On ne sait pas non plus quels documents, le cas échéant, ont été copiés à partir des systèmes HSIN, bien que le fait que les pirates aient ciblé les fichiers d’identification indique qu’ils cherchaient à accéder à des comptes ou à des systèmes au-delà de ce qu’ils pouvaient initialement atteindre.

« Le ministère de la Sécurité intérieure est au courant d’un récent cyber-incident impliquant un environnement de partage d’informations spécifique et non classifié », a écrit un porte-parole du DHS dans la même déclaration qu’il a fournie plus tôt ce mois-ci, confirmant le piratage. « Nous avons immédiatement pris des mesures pour isoler les systèmes concernés, atténuer la vulnérabilité et lancer une enquête médico-légale complète. Rien n’indique que des réseaux classifiés ont été touchés et le système reste opérationnel pour nos partenaires. Comme il s’agit d’une enquête en cours, nous ne pouvons pas fournir plus de détails opérationnels pour le moment. »

Les utilisateurs approuvés s’appuient sur le réseau pour accéder en toute sécurité aux données, échanger des demandes avec des agences partenaires, coordonner la sûreté et la sécurité des événements planifiés, répondre aux incidents et partager les informations nécessaires à la protection de leurs communautés, selon son site Web.

HSIN a été utilisé pour soutenir les matchs de la Coupe du monde en cours et les récents événements America250, a déclaré le vice-président du Comité sénatorial du renseignement, Mark Warner, D-Va., dans un communiqué après que la violation a été signalée.

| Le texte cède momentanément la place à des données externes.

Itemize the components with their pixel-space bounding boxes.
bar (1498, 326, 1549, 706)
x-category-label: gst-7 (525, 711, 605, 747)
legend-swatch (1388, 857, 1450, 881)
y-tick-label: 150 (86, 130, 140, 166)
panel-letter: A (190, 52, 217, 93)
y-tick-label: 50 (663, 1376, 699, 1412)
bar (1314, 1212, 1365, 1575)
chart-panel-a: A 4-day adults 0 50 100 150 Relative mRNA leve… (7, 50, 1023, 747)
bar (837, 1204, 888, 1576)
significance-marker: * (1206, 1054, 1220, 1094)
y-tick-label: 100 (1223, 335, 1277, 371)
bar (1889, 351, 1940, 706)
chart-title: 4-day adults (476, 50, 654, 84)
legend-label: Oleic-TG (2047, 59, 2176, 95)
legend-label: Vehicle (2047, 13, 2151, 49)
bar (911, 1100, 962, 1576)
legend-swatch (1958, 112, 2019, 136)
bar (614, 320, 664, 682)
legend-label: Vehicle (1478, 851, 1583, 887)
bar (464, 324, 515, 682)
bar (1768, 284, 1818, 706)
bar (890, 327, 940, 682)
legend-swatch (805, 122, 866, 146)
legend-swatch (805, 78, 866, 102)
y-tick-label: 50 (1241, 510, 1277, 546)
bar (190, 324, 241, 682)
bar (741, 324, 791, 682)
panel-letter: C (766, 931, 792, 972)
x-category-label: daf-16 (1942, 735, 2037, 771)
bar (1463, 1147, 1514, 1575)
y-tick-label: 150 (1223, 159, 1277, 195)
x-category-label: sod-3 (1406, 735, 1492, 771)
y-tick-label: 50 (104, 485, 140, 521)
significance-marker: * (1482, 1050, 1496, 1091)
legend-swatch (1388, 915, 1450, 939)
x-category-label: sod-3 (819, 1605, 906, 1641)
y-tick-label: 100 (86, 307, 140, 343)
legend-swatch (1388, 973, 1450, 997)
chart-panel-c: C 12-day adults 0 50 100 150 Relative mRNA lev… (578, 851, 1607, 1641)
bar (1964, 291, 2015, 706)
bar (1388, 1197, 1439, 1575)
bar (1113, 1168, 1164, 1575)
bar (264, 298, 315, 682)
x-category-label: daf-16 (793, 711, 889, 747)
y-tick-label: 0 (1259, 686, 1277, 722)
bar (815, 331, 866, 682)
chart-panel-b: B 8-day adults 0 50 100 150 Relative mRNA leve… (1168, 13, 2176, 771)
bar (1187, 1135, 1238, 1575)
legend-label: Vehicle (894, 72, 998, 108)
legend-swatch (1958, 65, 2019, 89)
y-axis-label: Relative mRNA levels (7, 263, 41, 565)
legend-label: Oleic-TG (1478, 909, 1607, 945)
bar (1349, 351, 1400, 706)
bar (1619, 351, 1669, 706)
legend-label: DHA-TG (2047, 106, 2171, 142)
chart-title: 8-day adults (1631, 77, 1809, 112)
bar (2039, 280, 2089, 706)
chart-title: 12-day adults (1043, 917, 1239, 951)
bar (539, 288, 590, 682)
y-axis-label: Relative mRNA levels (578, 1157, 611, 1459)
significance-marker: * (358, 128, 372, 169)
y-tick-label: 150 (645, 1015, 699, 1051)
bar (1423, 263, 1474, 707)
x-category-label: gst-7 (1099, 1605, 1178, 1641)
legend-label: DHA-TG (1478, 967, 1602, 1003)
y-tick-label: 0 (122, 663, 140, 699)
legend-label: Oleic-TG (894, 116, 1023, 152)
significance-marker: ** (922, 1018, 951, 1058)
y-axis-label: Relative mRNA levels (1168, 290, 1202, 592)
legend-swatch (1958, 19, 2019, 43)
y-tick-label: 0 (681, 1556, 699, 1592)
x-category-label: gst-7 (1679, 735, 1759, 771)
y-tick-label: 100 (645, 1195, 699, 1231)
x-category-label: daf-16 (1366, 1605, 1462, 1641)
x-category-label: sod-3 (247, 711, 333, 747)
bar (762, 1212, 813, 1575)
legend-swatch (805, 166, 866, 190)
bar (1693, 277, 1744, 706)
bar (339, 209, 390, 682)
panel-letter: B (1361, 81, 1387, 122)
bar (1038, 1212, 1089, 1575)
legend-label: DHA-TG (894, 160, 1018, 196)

« Les informations contenues dans HSIN, bien que non classifiées, sont très sensibles et leur exposition met en danger la sécurité nationale », avait-il déclaré à l’époque.

Alors que les États-Unis accueillent des matchs de la Coupe du monde dans tout le pays, le piratage pourrait soulever des questions quant à savoir si les intrus ont eu accès aux plans de sécurité, aux communications inter-agences ou aux plans d’intervention d’urgence pour l’un des événements sportifs les plus visibles au monde. Il est également possible que les données de la Coupe du monde ne soient pas une cible.

Les pirates informatiques d’État et criminels ciblent régulièrement les systèmes américains pour recueillir des renseignements, voler des informations sensibles et maintenir l’accès aux réseaux gouvernementaux. En février, une violation présumée d’un système de surveillance du FBI, liée à la Chine, a probablement révélé les numéros de téléphone des personnes surveillées par le bureau. L’automne dernier, une violation généralisée au sein de la FEMA a permis aux pirates informatiques de s’emparer des données des employés du bureau de gestion des catastrophes et des douanes et de la protection des frontières américaines.